Теперь же мне вдруг захотелось уйти от этой новой пустоты, возникшей между мной и им, возникшей во мне. Мне хотелось уйти от боли.

Я снова ухожу от него, выхожу из его жилища, и наша близость опять прерывается, разрывается.

Ну почему даже после пустоты он все еще так важен для меня? И когда он долго не смотрит на меня, становится больно: кажется, что меня нет. Кажется, что я перестаю существовать, я подхожу к зеркалу и пытаюсь узнать себя, понять, кто это оттуда смотрит на меня. Мой мир герметичен и замкнут на мне самой и на близости с ним, но в глубине себя, в глубине своего сознания я знаю, что с человеком всегда происходит то, чего он боится.

Я трогаю свои соски, и темная волна стирает меня. Во мне не остается ничего, кроме желания.

Или обиды на него и себя саму.

Написать человеку, похожему на палача, в дейтинг-приложении, выйти на улицу голой, выйти в окно – все одно.

Всегда или почти всегда происходит то, чего бы я не хотела, и еще это гнетущее состояние, которое я помню с ранней юности, когда внезапно вся мужская часть улицы смотрит на тебя, и не потому, что ты как-то особенно одета, а потому, что все они чувствуют твое состояние.

Эти периоды гиперсексуальности и гипервидимости в моем случае почти всегда совпадали с самыми тяжелыми обострениями депрессии и деперсонализации, я вроде как вся была телом, но была предельно далеко от него в эти периоды.

Меж тем в приложении были: парень, который слал мне несмешные мемы, парень, который сразу же спросил меня про римминг, парень, похожий на палача. Не было только его.

В конце концов я, конечно, решаю трахнуться именно с тем, кто похож на палача. Просто чтобы отменить саму себя.

Но мне хочется, чтобы он остановил меня, услышал на расстоянии. Ведь телепатия – главное свойство влюбленных, если ее уже нет, она не работает, то ничего нет.

И все же я еду на встречу, а он не останавливает меня, я выхожу из метро, и чужой человек пишет мне: «У меня уже стоит».

И именно в этот момент я понимаю, что не смогу. Год назад ровно в этот день мы занимались любовью с ним – с не останавливающим меня, и он впервые рассказал мне, откуда у него веснушки на спине, которые я так любила целовать и прижиматься к ним в полусне.

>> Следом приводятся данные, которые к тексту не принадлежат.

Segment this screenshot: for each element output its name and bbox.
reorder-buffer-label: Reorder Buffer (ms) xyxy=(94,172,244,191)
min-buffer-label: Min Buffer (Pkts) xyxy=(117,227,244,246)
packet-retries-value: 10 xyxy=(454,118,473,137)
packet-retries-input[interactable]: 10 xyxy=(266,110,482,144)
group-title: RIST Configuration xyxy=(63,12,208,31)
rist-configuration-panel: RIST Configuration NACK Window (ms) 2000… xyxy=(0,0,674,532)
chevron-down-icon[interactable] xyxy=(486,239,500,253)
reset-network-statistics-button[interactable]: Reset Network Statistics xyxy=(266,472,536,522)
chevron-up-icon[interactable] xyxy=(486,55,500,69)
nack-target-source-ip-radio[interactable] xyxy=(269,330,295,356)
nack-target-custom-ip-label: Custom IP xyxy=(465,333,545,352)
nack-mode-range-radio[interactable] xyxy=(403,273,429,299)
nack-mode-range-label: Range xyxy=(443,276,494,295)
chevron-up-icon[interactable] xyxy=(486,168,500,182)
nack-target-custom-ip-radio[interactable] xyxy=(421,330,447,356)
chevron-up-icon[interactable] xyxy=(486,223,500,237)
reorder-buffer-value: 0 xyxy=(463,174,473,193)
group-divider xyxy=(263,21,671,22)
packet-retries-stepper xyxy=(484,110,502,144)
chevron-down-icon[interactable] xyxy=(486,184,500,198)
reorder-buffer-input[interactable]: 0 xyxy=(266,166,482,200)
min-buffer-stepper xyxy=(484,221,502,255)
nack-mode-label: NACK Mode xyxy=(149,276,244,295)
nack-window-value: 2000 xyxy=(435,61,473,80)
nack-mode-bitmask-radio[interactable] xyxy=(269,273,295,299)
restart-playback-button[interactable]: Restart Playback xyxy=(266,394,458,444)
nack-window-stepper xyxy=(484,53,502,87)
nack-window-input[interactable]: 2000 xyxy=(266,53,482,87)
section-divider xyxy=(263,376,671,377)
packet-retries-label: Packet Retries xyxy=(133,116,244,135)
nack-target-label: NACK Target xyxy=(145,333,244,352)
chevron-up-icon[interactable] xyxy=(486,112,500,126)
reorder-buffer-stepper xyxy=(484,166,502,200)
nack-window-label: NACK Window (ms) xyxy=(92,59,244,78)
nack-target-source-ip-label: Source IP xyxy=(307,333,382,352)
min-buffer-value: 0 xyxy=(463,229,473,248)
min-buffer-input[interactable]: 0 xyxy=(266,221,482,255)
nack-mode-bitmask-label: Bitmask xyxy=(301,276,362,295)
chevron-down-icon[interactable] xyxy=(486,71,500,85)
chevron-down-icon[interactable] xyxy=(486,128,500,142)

Небо разрывается тонкими нитками розовой ваты, и сквозь летний закат я вижу лицо смерти – она смотрит прямо на меня.

И я вспоминаю, как дрожат его веки и ресницы, когда он просыпается, и все периоды близости и неблизости между мной и ним; я стою на развилке между метро и чужим домом, я плачу и не могу остановиться.

И вдруг внутри у меня почему-то звучит невыносимо нежная и простая песня Роберты Флэк Killing me softly with his song:

Strumming my pain with his fingers,

Singing my life with his words,

Killing me softly with his song,

Killing me softly with his song,

Telling my whole life with his words,

Killing me softly with his song…

Она звучит тихо, почти как приговор или тайное знание.

И тогда смерть уходит, остается только моя близость с ним.

И когда мы снова находим друг друга и я прихожу к нему, на столе свежая ежевика, он снимает с меня мое любимое платье и говорит, что запомнил, что оно снимается через голову, несмотря на молнию, и сквозь смех его и свой я смущаюсь этой новой теплоте.

Уже в комнате он взял меня за шею и стал говорить мне на ухо, как именно он бы меня выебал, он говорил это с такой нежностью, что, даже если бы он сказал, как убьет, расчленит меня, я бы все равно не чувствовала ничего, кроме этой нежности, мне казалось, что она может расплавить и меня, и мое тело, и все пространство вокруг, и время. И потом совсем глухим голосом назвал меня по имени.

А когда он уснул, я заплакала от нежности, мне казалось, что я чувствую такую нежность, что я не могу ее перенести, мне хотелось, чтобы он проснулся и укрыл меня от этой нежности, спас меня. Я снова смотрела, как дрожат его ресницы и веки сквозь полусон и на морщинки в уголках его глаз, я любила его в те минуты больше всех живых существ на земле, больше всего мира. И я знала, что отдала бы жизнь за него. Я смотрела на него и думала, что хочу, чтобы мои слезы смешались с его спермой, чтобы ни я, ни он уже не могли преодолеть это единство между нами, так похожее на сиротство и болезнь, чтобы мы навсегда утратили эту способность с легкостью сломанных детей преступать через близость. И вечер всходил над городом как меч, как самое простое обещание из всех возможных.